What does this movie say is the cause of the fincial crisis? The fact that it won an oscar proves the media does like this movie, so I doubt it is too controversial, probably along the same lines as one of those Michael Moore films.

time space
Aug 5th, 2012, 08:05 PM
What does this movie say is the cause of the fincial crisis? The fact that it won an oscar proves the media does like this movie, so I doubt it is too controversial, probably along the same lines as one of those Michael Moore films.
Truth is not exclusive to ConspiracyPlanet.com (http://www.conspiracyplanet.com/). ;)

There is a good short summary of Inside Job on Wiki (http://en.wikipedia.org/wiki/Inside_Job_(film)).

RatherBePerfin'
Aug 9th, 2012, 01:36 PM
Wasted on needless events, like the olympics?

Ceryx
Aug 9th, 2012, 04:41 PM
Wasted on needless events, like the olympics?

OP and everyone else needs to read the this.

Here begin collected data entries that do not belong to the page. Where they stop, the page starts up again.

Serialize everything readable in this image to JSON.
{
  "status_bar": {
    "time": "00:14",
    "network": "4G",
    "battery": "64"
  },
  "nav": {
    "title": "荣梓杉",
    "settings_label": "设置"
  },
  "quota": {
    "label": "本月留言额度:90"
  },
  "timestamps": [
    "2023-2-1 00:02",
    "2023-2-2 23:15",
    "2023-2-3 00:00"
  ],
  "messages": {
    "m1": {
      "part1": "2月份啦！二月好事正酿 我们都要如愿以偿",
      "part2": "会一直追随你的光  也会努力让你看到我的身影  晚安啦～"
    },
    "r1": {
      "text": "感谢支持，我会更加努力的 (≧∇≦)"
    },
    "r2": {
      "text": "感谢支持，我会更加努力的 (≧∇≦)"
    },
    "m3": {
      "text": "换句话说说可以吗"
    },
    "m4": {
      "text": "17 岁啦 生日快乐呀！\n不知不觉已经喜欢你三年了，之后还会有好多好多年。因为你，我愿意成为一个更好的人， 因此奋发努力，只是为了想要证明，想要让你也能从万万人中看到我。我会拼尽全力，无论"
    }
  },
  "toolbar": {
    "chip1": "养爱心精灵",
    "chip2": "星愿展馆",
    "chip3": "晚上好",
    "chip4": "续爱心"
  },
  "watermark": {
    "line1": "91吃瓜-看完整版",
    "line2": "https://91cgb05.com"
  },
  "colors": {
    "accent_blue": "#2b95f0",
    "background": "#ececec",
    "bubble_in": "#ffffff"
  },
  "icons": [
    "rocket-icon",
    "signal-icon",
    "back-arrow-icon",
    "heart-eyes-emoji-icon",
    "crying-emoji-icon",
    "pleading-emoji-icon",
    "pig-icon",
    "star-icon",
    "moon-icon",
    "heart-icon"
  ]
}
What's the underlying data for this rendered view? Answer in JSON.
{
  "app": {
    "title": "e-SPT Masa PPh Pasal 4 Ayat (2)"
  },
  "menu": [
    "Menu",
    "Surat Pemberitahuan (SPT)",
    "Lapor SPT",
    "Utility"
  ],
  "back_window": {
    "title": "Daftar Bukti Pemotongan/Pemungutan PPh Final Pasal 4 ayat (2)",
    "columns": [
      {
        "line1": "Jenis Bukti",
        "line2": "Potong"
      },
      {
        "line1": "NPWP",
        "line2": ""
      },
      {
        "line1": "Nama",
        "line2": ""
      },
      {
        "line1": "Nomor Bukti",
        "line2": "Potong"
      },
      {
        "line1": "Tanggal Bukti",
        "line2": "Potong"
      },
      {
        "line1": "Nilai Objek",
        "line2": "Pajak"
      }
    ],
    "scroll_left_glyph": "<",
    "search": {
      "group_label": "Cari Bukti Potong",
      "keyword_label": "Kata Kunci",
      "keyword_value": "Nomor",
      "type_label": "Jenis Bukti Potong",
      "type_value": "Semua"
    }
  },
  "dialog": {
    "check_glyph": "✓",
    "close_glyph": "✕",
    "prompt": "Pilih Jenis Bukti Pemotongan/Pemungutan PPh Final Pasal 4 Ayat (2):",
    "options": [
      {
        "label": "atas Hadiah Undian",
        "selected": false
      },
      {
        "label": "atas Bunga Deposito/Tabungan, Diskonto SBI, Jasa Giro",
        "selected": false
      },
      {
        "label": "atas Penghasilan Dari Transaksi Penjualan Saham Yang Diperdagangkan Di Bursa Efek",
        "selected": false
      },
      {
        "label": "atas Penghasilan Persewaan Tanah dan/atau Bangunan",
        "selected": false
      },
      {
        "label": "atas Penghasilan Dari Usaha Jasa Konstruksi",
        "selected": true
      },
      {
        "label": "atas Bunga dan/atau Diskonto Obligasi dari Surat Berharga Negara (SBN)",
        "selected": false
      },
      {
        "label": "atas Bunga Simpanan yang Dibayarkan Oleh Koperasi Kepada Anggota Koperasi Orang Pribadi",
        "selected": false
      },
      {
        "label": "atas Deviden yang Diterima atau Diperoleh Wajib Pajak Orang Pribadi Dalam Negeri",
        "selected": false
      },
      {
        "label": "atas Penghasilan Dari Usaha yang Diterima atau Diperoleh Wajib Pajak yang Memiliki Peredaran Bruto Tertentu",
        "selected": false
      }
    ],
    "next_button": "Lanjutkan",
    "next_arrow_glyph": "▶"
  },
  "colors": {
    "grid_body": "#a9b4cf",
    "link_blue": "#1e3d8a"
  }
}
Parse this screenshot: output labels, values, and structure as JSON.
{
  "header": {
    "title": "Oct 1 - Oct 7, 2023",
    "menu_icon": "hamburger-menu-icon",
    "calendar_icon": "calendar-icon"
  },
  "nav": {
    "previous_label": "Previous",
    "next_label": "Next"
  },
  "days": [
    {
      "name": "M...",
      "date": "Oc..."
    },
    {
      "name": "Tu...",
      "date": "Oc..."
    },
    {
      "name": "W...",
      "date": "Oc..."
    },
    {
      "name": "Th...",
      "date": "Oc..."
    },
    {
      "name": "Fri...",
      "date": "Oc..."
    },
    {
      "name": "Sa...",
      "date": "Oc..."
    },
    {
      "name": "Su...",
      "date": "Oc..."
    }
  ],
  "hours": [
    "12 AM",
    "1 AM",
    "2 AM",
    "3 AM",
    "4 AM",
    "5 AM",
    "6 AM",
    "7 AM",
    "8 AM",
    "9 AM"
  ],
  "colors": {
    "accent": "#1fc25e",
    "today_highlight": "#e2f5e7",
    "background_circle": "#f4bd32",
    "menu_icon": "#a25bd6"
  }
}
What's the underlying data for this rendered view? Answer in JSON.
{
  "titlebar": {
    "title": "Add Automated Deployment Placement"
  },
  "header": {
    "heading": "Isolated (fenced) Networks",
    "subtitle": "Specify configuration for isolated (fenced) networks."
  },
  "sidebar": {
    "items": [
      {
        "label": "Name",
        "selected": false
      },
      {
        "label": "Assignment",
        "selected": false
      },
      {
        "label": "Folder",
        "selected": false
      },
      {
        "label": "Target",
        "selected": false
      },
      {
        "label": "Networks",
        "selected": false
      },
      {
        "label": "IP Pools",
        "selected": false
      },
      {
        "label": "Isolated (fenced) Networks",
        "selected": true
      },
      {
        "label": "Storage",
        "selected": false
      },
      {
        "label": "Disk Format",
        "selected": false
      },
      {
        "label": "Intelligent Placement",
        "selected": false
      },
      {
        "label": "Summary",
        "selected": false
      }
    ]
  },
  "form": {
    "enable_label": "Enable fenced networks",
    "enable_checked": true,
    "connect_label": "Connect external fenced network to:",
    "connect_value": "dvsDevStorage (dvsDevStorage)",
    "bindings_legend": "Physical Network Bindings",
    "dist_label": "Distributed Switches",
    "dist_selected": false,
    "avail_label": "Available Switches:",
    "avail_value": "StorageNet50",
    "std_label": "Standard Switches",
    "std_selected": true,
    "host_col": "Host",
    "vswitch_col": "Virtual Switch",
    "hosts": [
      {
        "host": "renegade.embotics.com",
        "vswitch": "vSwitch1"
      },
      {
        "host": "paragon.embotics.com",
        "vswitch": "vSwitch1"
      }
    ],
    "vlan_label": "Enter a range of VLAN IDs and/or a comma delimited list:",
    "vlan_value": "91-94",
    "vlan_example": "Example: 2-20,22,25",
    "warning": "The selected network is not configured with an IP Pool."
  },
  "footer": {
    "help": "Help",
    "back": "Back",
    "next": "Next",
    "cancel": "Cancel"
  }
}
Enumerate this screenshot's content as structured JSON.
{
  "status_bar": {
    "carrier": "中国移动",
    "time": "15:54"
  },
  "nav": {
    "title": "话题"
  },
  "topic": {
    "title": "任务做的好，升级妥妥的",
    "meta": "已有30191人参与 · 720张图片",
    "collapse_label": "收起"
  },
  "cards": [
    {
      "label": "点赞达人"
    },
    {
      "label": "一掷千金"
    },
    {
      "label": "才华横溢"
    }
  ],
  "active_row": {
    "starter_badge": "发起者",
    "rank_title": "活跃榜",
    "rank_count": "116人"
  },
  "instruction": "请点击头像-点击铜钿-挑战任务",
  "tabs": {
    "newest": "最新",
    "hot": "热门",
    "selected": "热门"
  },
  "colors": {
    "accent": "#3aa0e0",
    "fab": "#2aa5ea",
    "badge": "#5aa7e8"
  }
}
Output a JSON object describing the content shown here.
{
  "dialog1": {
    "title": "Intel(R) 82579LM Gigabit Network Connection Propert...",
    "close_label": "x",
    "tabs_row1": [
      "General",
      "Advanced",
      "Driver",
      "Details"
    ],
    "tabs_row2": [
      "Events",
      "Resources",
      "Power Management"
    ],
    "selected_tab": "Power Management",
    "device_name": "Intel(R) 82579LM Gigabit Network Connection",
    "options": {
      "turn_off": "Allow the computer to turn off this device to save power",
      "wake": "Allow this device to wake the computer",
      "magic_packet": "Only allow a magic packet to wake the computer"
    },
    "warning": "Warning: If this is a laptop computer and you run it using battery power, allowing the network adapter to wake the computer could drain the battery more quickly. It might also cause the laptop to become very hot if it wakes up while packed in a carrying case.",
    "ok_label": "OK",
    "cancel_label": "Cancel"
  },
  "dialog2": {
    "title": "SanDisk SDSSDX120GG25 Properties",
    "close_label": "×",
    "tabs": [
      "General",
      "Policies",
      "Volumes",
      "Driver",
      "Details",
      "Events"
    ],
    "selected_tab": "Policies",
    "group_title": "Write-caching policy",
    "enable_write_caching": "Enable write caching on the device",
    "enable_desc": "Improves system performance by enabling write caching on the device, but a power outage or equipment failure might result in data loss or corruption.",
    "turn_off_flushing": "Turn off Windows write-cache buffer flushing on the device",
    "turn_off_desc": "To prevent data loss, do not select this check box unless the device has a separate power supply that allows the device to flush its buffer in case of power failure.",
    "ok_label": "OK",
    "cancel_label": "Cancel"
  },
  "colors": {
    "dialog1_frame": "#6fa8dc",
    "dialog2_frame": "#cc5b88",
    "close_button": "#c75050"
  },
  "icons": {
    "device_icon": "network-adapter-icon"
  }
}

https://sites.google.com/site/sociologysystemsresearch/home/economic-crisis/money-creation

"Because all money in the existing fractional reserve system is created as a liability, or debt. The money has to be paid back, plus interest. This means the following: the total amount of money owed exceeds the total amount of money in circulation. To repeat: there would be no money in circulation if all debts were paid off. "

In short, central banks takes debt to print money which lends to bank that lends to business which pays your/my salary.

The money circulated on the market is similar to the debt the central bank takes.